I’ve also learned about the power of friendship. I’ve come to see that friends near to us and also around the globe make one’s life richer - not in money but in perspective, hope, wisdom, and shared experiences, including forgiveness. I’ve learned that friendships are very imperfect, and that is okay, for I am imperfect and dependent on God’s grace, which can take us from tears to laughter in a second. I’ve learned that when friends laugh and cry and pray and stay together, that good stuff happens. That we can trust it to happen over the long journey, if not the short haul.

And lastly, I’ve come to see that we affect people’s lives, each one of us. We cannot avoid it, for if we think that we can choose not to engage with one another or our world - that in itself is our effect. Every day, I make imperfect and perfect decisions, gestures, responses, expressions and on - that intersect with other’s lives, sometimes for good and sometimes not. There is great power in this realization, and also responsibility for each one of us. One of my mother’s favorite Bible verses from Luke, that she repeated often while I was growing up, is that to whom much is given, much is expected.
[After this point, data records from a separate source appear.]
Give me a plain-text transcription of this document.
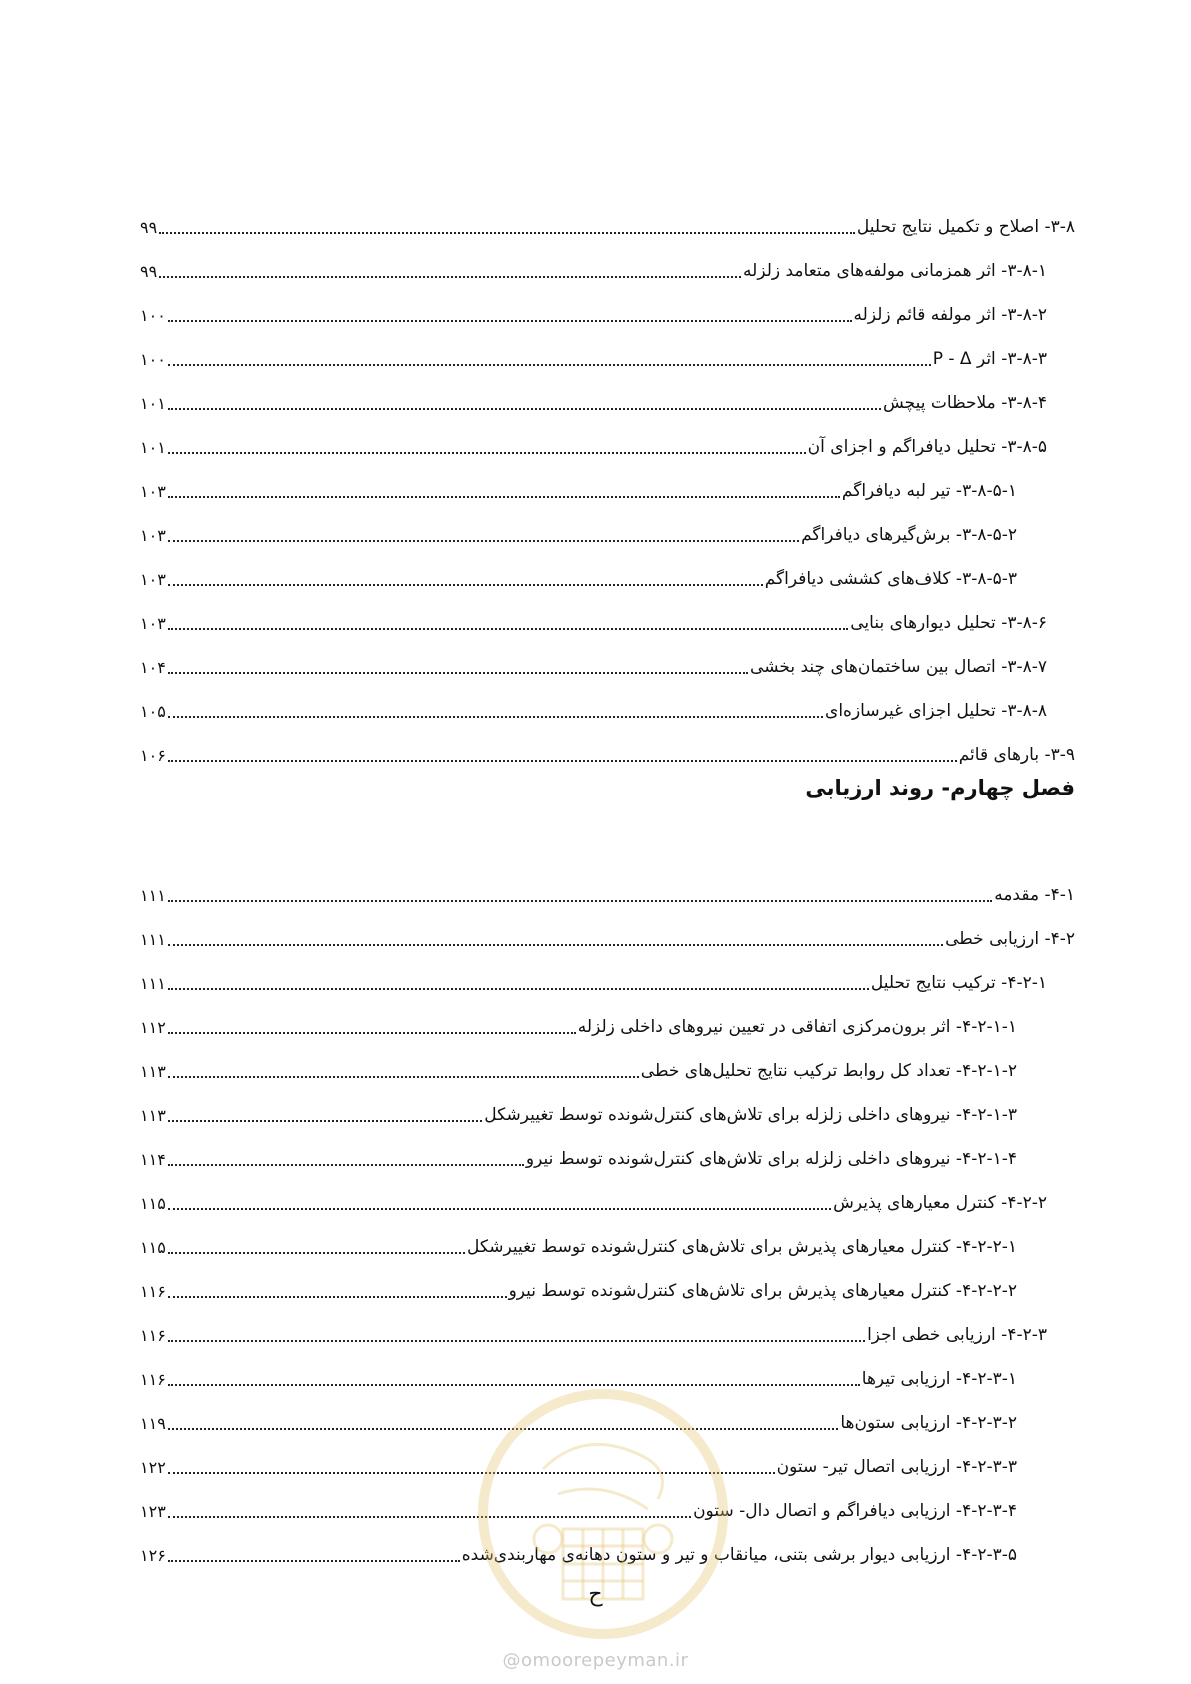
۳-۸- اصلاح و تکمیل نتایج تحلیل
۹۹
۳-۸-۱- اثر همزمانی مولفه‌های متعامد زلزله
۹۹
۳-۸-۲- اثر مولفه قائم زلزله
۱۰۰
۳-۸-۳- اثر P - Δ
۱۰۰
۳-۸-۴- ملاحظات پیچش
۱۰۱
۳-۸-۵- تحلیل دیافراگم و اجزای آن
۱۰۱
۳-۸-۵-۱- تیر لبه دیافراگم
۱۰۳
۳-۸-۵-۲- برش‌گیرهای دیافراگم
۱۰۳
۳-۸-۵-۳- کلاف‌های کششی دیافراگم
۱۰۳
۳-۸-۶- تحلیل دیوارهای بنایی
۱۰۳
۳-۸-۷- اتصال بین ساختمان‌های چند بخشی
۱۰۴
۳-۸-۸- تحلیل اجزای غیرسازه‌ای
۱۰۵
۳-۹- بارهای قائم
۱۰۶
فصل چهارم- روند ارزیابی
۴-۱- مقدمه
۱۱۱
۴-۲- ارزیابی خطی
۱۱۱
۴-۲-۱- ترکیب نتایج تحلیل
۱۱۱
۴-۲-۱-۱- اثر برون‌مرکزی اتفاقی در تعیین نیروهای داخلی زلزله
۱۱۲
۴-۲-۱-۲- تعداد کل روابط ترکیب نتایج تحلیل‌های خطی
۱۱۳
۴-۲-۱-۳- نیروهای داخلی زلزله برای تلاش‌های کنترل‌شونده توسط تغییرشکل
۱۱۳
۴-۲-۱-۴- نیروهای داخلی زلزله برای تلاش‌های کنترل‌شونده توسط نیرو
۱۱۴
۴-۲-۲- کنترل معیارهای پذیرش
۱۱۵
۴-۲-۲-۱- کنترل معیارهای پذیرش برای تلاش‌های کنترل‌شونده توسط تغییرشکل
۱۱۵
۴-۲-۲-۲- کنترل معیارهای پذیرش برای تلاش‌های کنترل‌شونده توسط نیرو
۱۱۶
۴-۲-۳- ارزیابی خطی اجزا
۱۱۶
۴-۲-۳-۱- ارزیابی تیرها
۱۱۶
۴-۲-۳-۲- ارزیابی ستون‌ها
۱۱۹
۴-۲-۳-۳- ارزیابی اتصال تیر- ستون
۱۲۲
۴-۲-۳-۴- ارزیابی دیافراگم و اتصال دال- ستون
۱۲۳
۴-۲-۳-۵- ارزیابی دیوار برشی بتنی، میانقاب و تیر و ستون دهانه‌ی مهاربندی‌شده
۱۲۶
ح
@omoorepeyman.ir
But I’ve come to see that this responsibility includes each and every one of us, not a special few….that blessings are not always material possessions, for I have experienced and witnessed extreme love and pristine wisdom in small huts.

So if we cannot avoid intersecting with our world - how will we live into that fact? What will be our legacy? What is our response to others? Near and far, second to second, day to day. How will you engage with others and the world this year? Today? We will surely lurch our way toward our legacy, needing to make repeated course corrections, but if we wake up every day and first remember that we have blessings to be shared - that must be shared - our hearts will be fuller, hand in hand.